Vor 20 Jahren starteten die USA den Angriff auf den Irak. Der erste Schuss in diesem lange angekündigten Krieg war der Schlusspunkt einer intensiven Marketingkampagne.
Über Monate fluteten Berichte über Massenvernichtungswaffen des Irak die Medien. Der Höhepunkt dieses Hypes war das Märchen von der Bedrohung durch irakische Atombomben: Innerhalb weniger Minuten könnten irakische Massenvernichtungswaffen London vernichten, erklärte der britische Premierminister Anthony Blair seinerzeit. Er ließ sogar ein Dossier erstellen, das die geheimsten Informationen der britischen Geheimdienste preisgab. Darin gab es Darstellungen von einzelnen Produktionsstätten für Massenvernichtungswaffen mit genauer Ortsangabe und Beschreibung – wer wollte, konnte im Internet Informationen zu diesen Anlagen ermitteln. Damals gab es noch „Qualitätsmedien“, die Berichte darüber veröffentlichten.

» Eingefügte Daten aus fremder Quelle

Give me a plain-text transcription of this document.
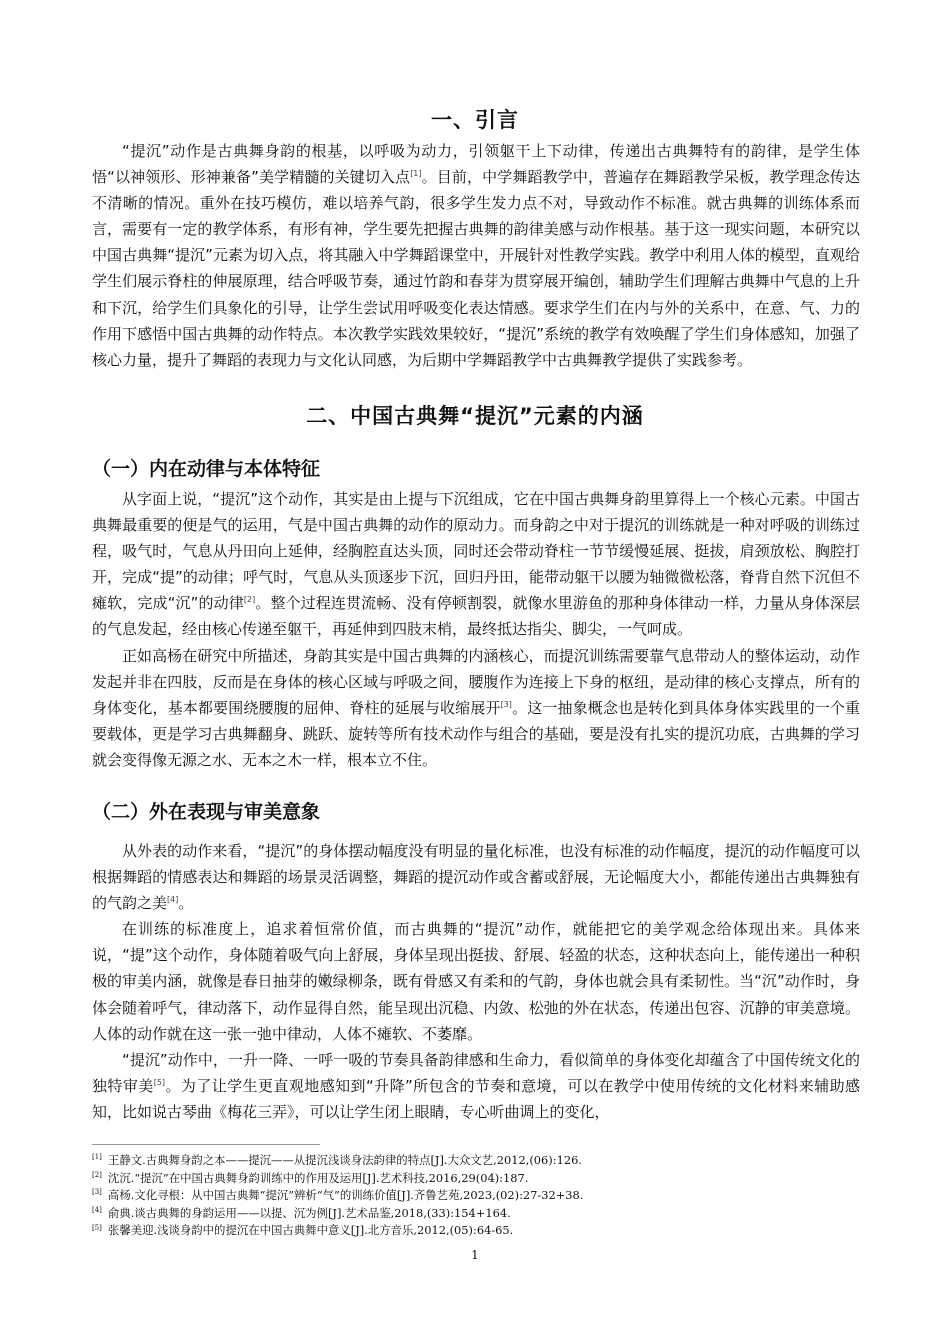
一、引言

“提沉”动作是古典舞身韵的根基，以呼吸为动力，引领躯干上下动律，传递出古典舞特有的韵律，是学生体悟“以神领形、形神兼备”美学精髓的关键切入点[1]。目前，中学舞蹈教学中，普遍存在舞蹈教学呆板，教学理念传达不清晰的情况。重外在技巧模仿，难以培养气韵，很多学生发力点不对，导致动作不标准。就古典舞的训练体系而言，需要有一定的教学体系，有形有神，学生要先把握古典舞的韵律美感与动作根基。基于这一现实问题，本研究以中国古典舞“提沉”元素为切入点，将其融入中学舞蹈课堂中，开展针对性教学实践。教学中利用人体的模型，直观给学生们展示脊柱的伸展原理，结合呼吸节奏，通过竹韵和春芽为贯穿展开编创，辅助学生们理解古典舞中气息的上升和下沉，给学生们具象化的引导，让学生尝试用呼吸变化表达情感。要求学生们在内与外的关系中，在意、气、力的作用下感悟中国古典舞的动作特点。本次教学实践效果较好，“提沉”系统的教学有效唤醒了学生们身体感知，加强了核心力量，提升了舞蹈的表现力与文化认同感，为后期中学舞蹈教学中古典舞教学提供了实践参考。

二、中国古典舞“提沉”元素的内涵
（一）内在动律与本体特征

从字面上说，“提沉”这个动作，其实是由上提与下沉组成，它在中国古典舞身韵里算得上一个核心元素。中国古典舞最重要的便是气的运用，气是中国古典舞的动作的原动力。而身韵之中对于提沉的训练就是一种对呼吸的训练过程，吸气时，气息从丹田向上延伸，经胸腔直达头顶，同时还会带动脊柱一节节缓慢延展、挺拔，肩颈放松、胸腔打开，完成“提”的动律；呼气时，气息从头顶逐步下沉，回归丹田，能带动躯干以腰为轴微微松落，脊背自然下沉但不瘫软，完成“沉”的动律[2]。整个过程连贯流畅、没有停顿割裂，就像水里游鱼的那种身体律动一样，力量从身体深层的气息发起，经由核心传递至躯干，再延伸到四肢末梢，最终抵达指尖、脚尖，一气呵成。

正如高杨在研究中所描述，身韵其实是中国古典舞的内涵核心，而提沉训练需要靠气息带动人的整体运动，动作发起并非在四肢，反而是在身体的核心区域与呼吸之间，腰腹作为连接上下身的枢纽，是动律的核心支撑点，所有的身体变化，基本都要围绕腰腹的屈伸、脊柱的延展与收缩展开[3]。这一抽象概念也是转化到具体身体实践里的一个重要载体，更是学习古典舞翻身、跳跃、旋转等所有技术动作与组合的基础，要是没有扎实的提沉功底，古典舞的学习就会变得像无源之水、无本之木一样，根本立不住。

（二）外在表现与审美意象

从外表的动作来看，“提沉”的身体摆动幅度没有明显的量化标准，也没有标准的动作幅度，提沉的动作幅度可以根据舞蹈的情感表达和舞蹈的场景灵活调整，舞蹈的提沉动作或含蓄或舒展，无论幅度大小，都能传递出古典舞独有的气韵之美[4]。

在训练的标准度上，追求着恒常价值，而古典舞的“提沉”动作，就能把它的美学观念给体现出来。具体来说，“提”这个动作，身体随着吸气向上舒展，身体呈现出挺拔、舒展、轻盈的状态，这种状态向上，能传递出一种积极的审美内涵，就像是春日抽芽的嫩绿柳条，既有骨感又有柔和的气韵，身体也就会具有柔韧性。当“沉”动作时，身体会随着呼气，律动落下，动作显得自然，能呈现出沉稳、内敛、松弛的外在状态，传递出包容、沉静的审美意境。人体的动作就在这一张一弛中律动，人体不瘫软、不萎靡。

“提沉”动作中，一升一降、一呼一吸的节奏具备韵律感和生命力，看似简单的身体变化却蕴含了中国传统文化的独特审美[5]。为了让学生更直观地感知到“升降”所包含的节奏和意境，可以在教学中使用传统的文化材料来辅助感知，比如说古琴曲《梅花三弄》，可以让学生闭上眼睛，专心听曲调上的变化，

[1] 王静文.古典舞身韵之本——提沉——从提沉浅谈身法韵律的特点[J].大众文艺,2012,(06):126.
[2] 沈沉.“提沉”在中国古典舞身韵训练中的作用及运用[J].艺术科技,2016,29(04):187.
[3] 高杨.文化寻根：从中国古典舞“提沉”辨析“气”的训练价值[J].齐鲁艺苑,2023,(02):27-32+38.
[4] 俞典.谈古典舞的身韵运用——以提、沉为例[J].艺术品鉴,2018,(33):154+164.
[5] 张馨美迎.浅谈身韵中的提沉在中国古典舞中意义[J].北方音乐,2012,(05):64-65.
1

In einem Falle beschrieb ein italienischer Journalist, was er vor Ort gesehen hatte. Der giftigste Stoff in einer der Anlagen war, wie er meinte, der Schimmel an den Wänden. Schon Jahre zuvor hatte Saddam Husseins Schwiegersohn, nachdem er zu den USA übergelaufen war, berichtet: Es gibt keine Massenvernichtungswaffen. Es war offensichtlich: Der Hype war nur vorgeschoben, um den Krieg zu „verkaufen“.
Die Medien spielten gerne mit. Ausgerechnet der „Spiegel“ schrieb zehn Jahre danach: „Viele Journalisten wurden zu unkritischen Kriegstrommlern. Das beschleunigte den Niedergang der Medien.“ Während der Marketingkampagne förderten sie den Hype und brachten Gegner des Kriegswahns in Verruf. Einer der Organisatoren dieser Kampagne war Irving Libby, ein Berater des Vizepräsidenten der USA. Er wurde später für eine seiner Aktionen verurteilt, aber von Präsident George W. Bush begnadigt. Dies war die Blaupause für die heutigen Kriegstrommler.
Bekannt ist der Ausspruch des damaligen Außenministers Joseph Fischer auf der Münchner Sicherheitskonferenz: „I am not convinced.“ Er gab sich als „nicht überzeugt“ von der Existenz der Massenvernichtungswaffen? Dabei musste er als Minister wissen, dass alle Behauptungen darüber Lug und Trug waren. Sein vorgeschobener „Zweifel“ war eine Reaktion auf die Proteste der Bevölkerung gegen die Kriegsteilnahme.
Mit dem ersten Schuss am 20. März 2003 änderte sich die Rolle der Medien. Von jetzt an begleiteten sie die Invasionsarmee auf ihrer Siegesstraße nach Bagdad und zeigten mit ihren „eingebetteten Journalisten“ die Bilder, die die Armeeführung zeigen wollte.
„Auftrag ausgeführt“, erklärte US-Präsident Bush am 1. Mai 2003. Nicht nur hatten die USA diesen Auftrag an sich selbst vergeben – der Krieg hatte da erst begonnen. Jahre von Gewalt, Krieg und Bürgerkrieg folgten auf diesen „ausgeführten Auftrag“.
Der US-Statthalter Paul Bremer zerstörte die irakische Armee und den Staat, die von der US-Verwaltung vorgegebene Verfassung spaltete das Land anhand ethnischer und religiöser Linien, der erzwungene religiöse Proporz der Regierungsämter förderte die Korruption. Zu den Folgen der Invasion gehörte die Bildung des Islamischen Staates.
US-Kriegsgegner zählten 280.000 dokumentierte Todesfälle aufgrund von Gewalt – die Opfer als Folge der zerstörten Infrastruktur und wegen des Einsatzes von Uranmunition nicht einmal mitgezählt.
Die Invasion Afghanistans und des Irak bildeten den Anfang. Es folgten Libyen, Syrien, der Jemen. „Mission accomplished“? Keineswegs. Die Träume der Neokonservativen in den USA von einem „Amerikanischen Jahrhundert“ waren auf Sand gebaut – und dennoch werden sie weiter verfolgt.